L’arme des fonctionnaires

Martinez, Macron : le courant ne passe pas
(Photo AFP)

Les manifestations contre les ordonnances ayant échoué, la bonne idée des syndicats a été d’enrôler les fonctionnaires sous le prétexte qu’ils seraient maltraités. La journée du 10 octobre sera donc en grande partie perdue pour la croissance puisque les enseignants, les salariés de la fonction publique, les hôpitaux, les transports aériens sont affectés par la grève.

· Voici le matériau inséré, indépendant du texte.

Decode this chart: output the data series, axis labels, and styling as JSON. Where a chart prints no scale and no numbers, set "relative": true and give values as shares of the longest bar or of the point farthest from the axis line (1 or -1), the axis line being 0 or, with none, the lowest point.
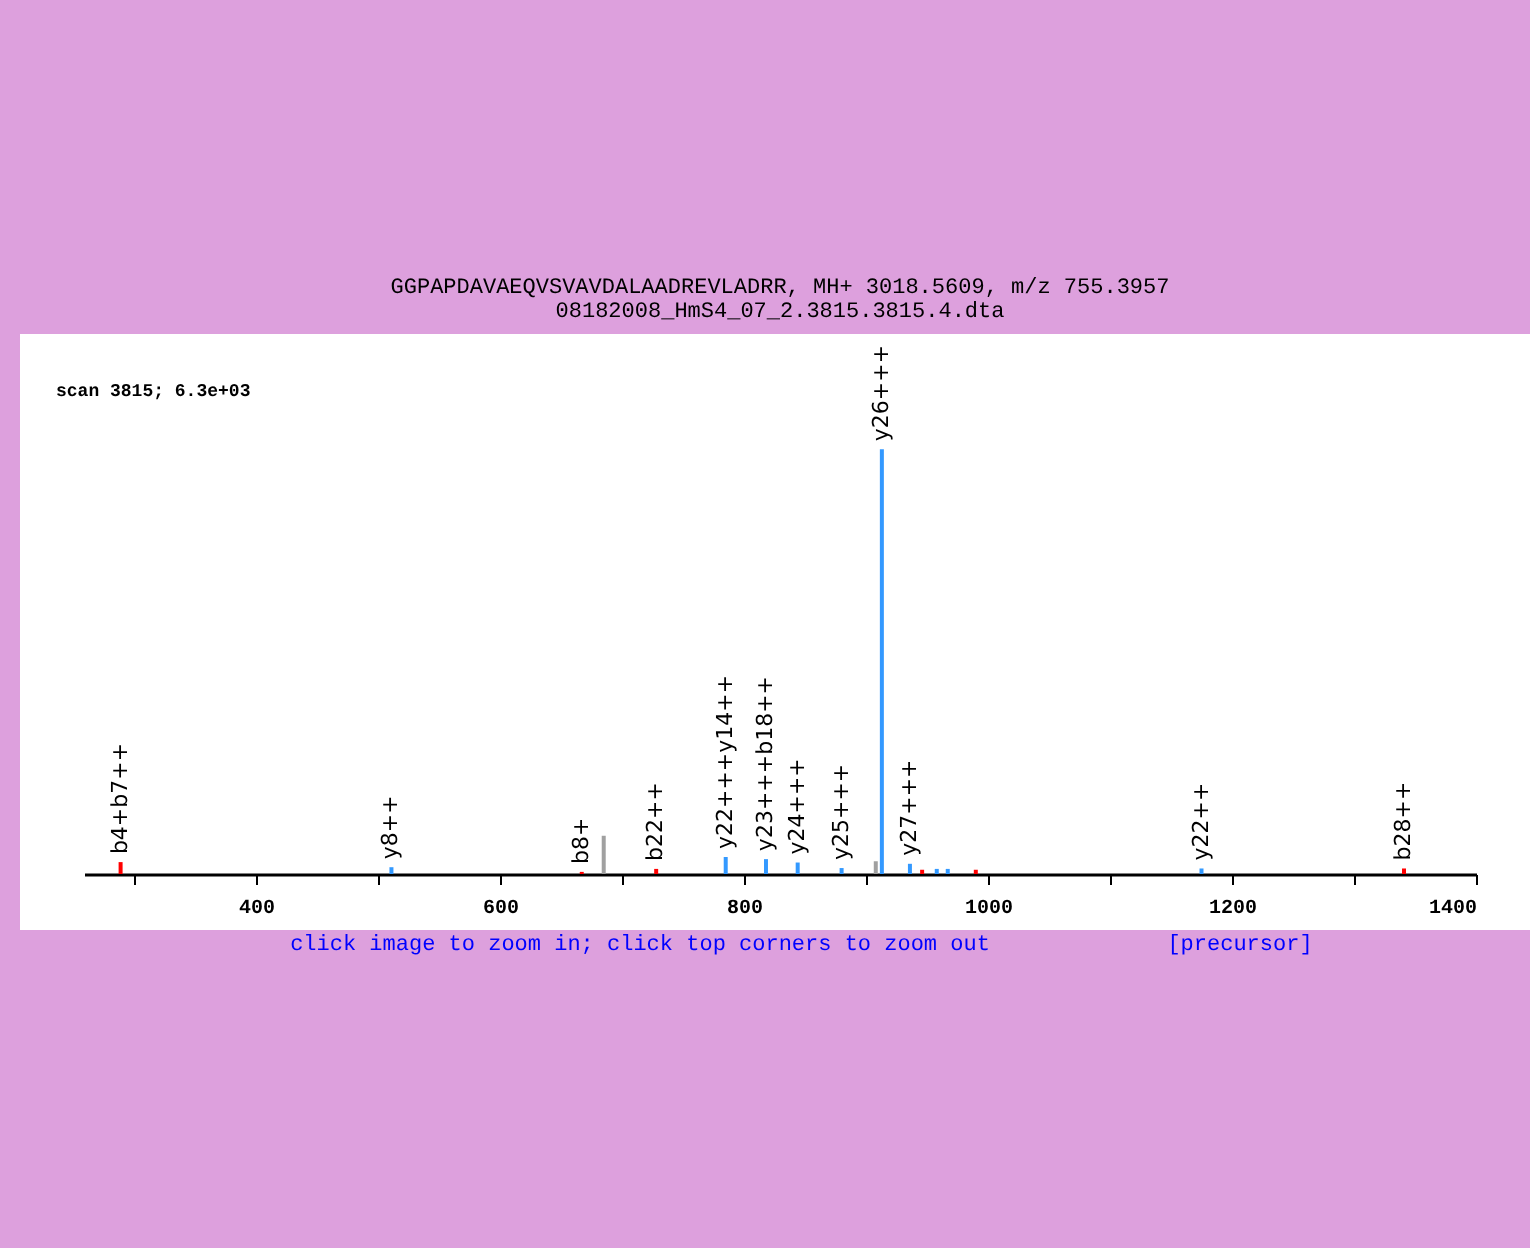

COMMENT la minorité peut-elle l’emporter sur la majorité ? C’est à cette question que la CGT, associée à la France insoumise, et après avoir exercé son pouvoir de persuasion sur FO et la CFDT, tente de répondre aujourd’hui, en mobilisant la fonction publique, bien que les réformes ne concernent pas (encore) les fonctionnaires. Lesquels seraient « maltraités » depuis que le point d’indice a été gelé, ce qui ne les empêche pas d’être augmentés (1 % par an en moyenne depuis sept ans, alors que le pouvoir d’achat des retraités n’a pas augmenté depuis quatre ans). Il n’y a pas lieu de leur faire le moindre procès. Ils sont utiles à la société et même à la croissance. Ils sont indispensables à l’hôpital, à la justice et dans tous les services de sécurité. Mais loin d’en faire des boucs émissaires, le gouvernement, jusqu’à présent, les a épargnés. Le nombre de fonctionnaires partant à la retraite et qui ne seront pas remplacés est limité, cette année, à 1 600. Certes, Emmanuel Macron compte diminuer la fonction publique de 120 000 personnes au total pendant son quinquennat, mais c’est tout de même quatre fois moins que ce que voulait faire François Fillon.

Une fonction publique hors de prix.

Pour le reste, oui, c’est vrai, de nombreux fonctionnaires, plus particulièrement dans les secteurs des soins et de la justice, sont épuisés, débordés par leur tâche. Il n’empêche que nous avons 5,6 millions de salariés dans la fonction publique, proportionnellement presque deux fois plus qu’en Allemagne, dont personne ne dit qu’elle est sous-administrée, que notre déficit budgétaire annuel est de l’ordre de 80 milliards et que notre dette nationale atteint 2 230 milliards, soit tout près de 100 % du produit intérieur brut. Ce qui veut dire qu’il faudrait une année de travail sans consommer pour rembourser la dette. Quand les syndicats et l’extrême gauche déclarent « qu’il faut cesser d’aborder le sujet en termes comptables », ils se moquent du monde. On ne peut pas payer des salaires avec de l’argent qu’on n’a pas. C’est bien ce qui se passe dans le privé où des entreprises ferment leurs portes et jettent au chômage leurs employés.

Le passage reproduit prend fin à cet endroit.